Physics

Continuous tensor networks are a powerful tool in the study of quantum field theories. They allow for the representation of continuous degrees of freedom, such as time or position, and have been used extensively to compute correlation functions and other observables. In particular, they have been used to study the behavior of Bose-Einstein condensates. The quantum Gross-Pitaevskii equation is a non-commutative generalization of the Gross-Pitaevskii equation that describes the behavior of a system of interacting bosons. The equation can be derived from the many-body Schrödinger equation under certain assumptions, such as the assumption that the interactions between particles are weak.

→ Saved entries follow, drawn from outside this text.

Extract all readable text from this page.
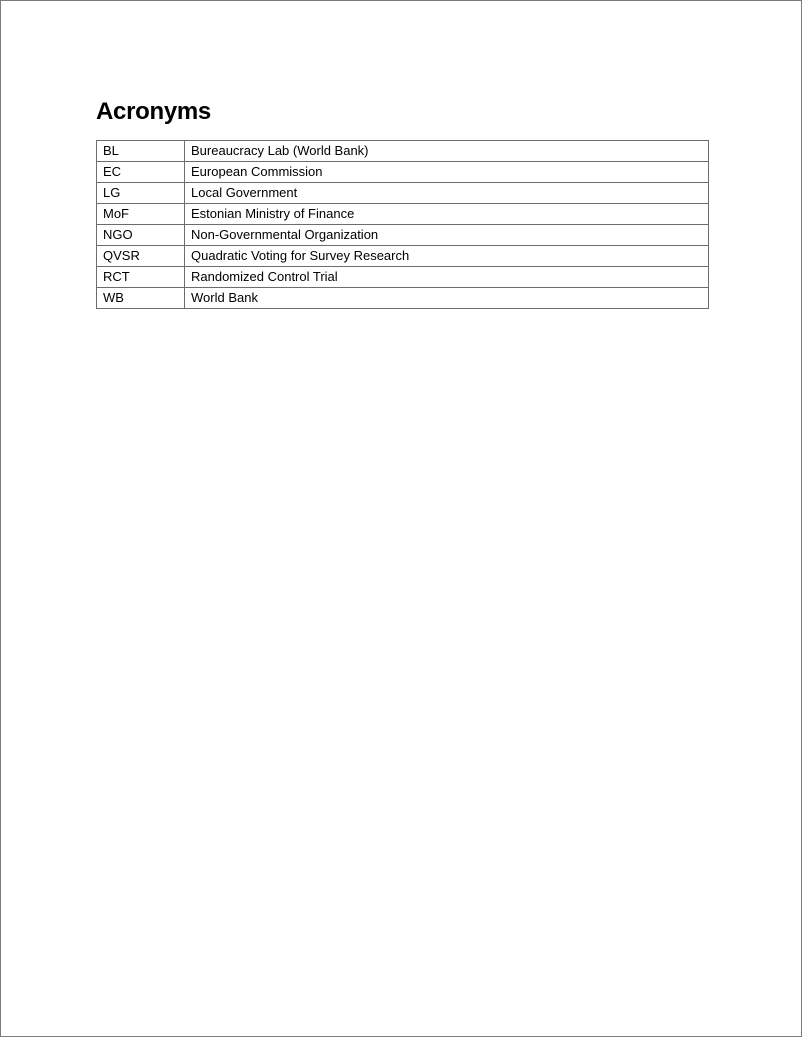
Acronyms
BL	Bureaucracy Lab (World Bank)
EC	European Commission
LG	Local Government
MoF	Estonian Ministry of Finance
NGO	Non-Governmental Organization
QVSR	Quadratic Voting for Survey Research
RCT	Randomized Control Trial
WB	World Bank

Researchers have used a variety of methods to study the quantum Gross-Pitaevskii equation, including continuous tensor networks such as the continuous matrix product states (cMPS). Unlike traditional matrix product states (MPS), which are used to represent the wave function of a system with discrete degrees of freedom, cMPS can handle the infinite-dimensional Hilbert spaces of systems with continuous degrees of freedom, such as quantum field theories. By representing the wave function of a Bose-Einstein condensate using a cMPS, we have been able to study the dynamics of the condensate and its excitations.

This approach has the potential to provide new insights into the behavior of ultracold gases and the emergence of collective behavior in quantum systems. One of the main advantages of cMPS is their ability to handle systems with long-range interactions, such as Bose-Einstein condensates described by the quantum Gross-Pitaevskii equation. The cMPS approach allows for the efficient computation of observables in these systems, even when traditional methods would require an exponential amount of computational resources. Overall, continuous matrix product states are a powerful tool for studying quantum field theories and other systems with continuous degrees of freedom.